Whatever you choose to do, layoffs or their alternatives, you need to do it more carefully than is common. Across-the-board anything is a bad idea. It shuts down innovative and reliable producers, indiscriminately punishes top performers and cuts back in areas that could help keep the company profitable. "You wouldn't tell a Michael Jordan not to play for one week just to keep things even with the other players," says Sullivan, who loves to relate layoff strategies to sports, the one industry that he says does workforce management right.

Companies, particularly large public ones, ultimately need to bear in mind that their greatest concern is their remaining employees.

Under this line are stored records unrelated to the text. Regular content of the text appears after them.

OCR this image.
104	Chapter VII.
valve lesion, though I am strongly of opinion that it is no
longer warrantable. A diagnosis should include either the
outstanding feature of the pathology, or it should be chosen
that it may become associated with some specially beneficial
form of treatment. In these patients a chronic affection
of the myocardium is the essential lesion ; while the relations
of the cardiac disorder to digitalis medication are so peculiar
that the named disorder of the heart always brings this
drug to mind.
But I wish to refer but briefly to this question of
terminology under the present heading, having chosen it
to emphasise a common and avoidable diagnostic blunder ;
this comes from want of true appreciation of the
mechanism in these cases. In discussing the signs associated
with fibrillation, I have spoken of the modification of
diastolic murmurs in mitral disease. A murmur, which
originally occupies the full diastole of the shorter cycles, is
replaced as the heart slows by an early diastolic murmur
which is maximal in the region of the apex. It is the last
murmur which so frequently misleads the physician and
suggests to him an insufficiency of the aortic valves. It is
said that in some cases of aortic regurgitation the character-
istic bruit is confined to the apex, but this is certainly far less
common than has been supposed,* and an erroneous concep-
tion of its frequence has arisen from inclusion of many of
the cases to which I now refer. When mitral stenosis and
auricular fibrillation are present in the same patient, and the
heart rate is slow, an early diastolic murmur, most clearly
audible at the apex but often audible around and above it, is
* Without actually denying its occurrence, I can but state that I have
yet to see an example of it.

In December, Bank of America (nyse: BAC - news - people ) announced it would lay off 35,000 over three years. "That message was not for the employees," says Mitchell Marks, an organizational psychologist at San Francisco State University. Companies sometimes announce layoffs just to look decisive, he says. That's never worth it.

Marks wrote the book on dealing with workforce trauma, Charging Back Up the Hill: Workplace Recovery After Mergers, Acquisitions and Downsizings. Step one: Get the process done as fast as possible. Then let your remaining workers mourn their losses (of coworkers, job security confidence and even a sense of fair play among staff). While companies always see monetary advantage in layoffs, buyout offers, furloughs and freezes, they too often overlook something at least as important: an undistracted employee.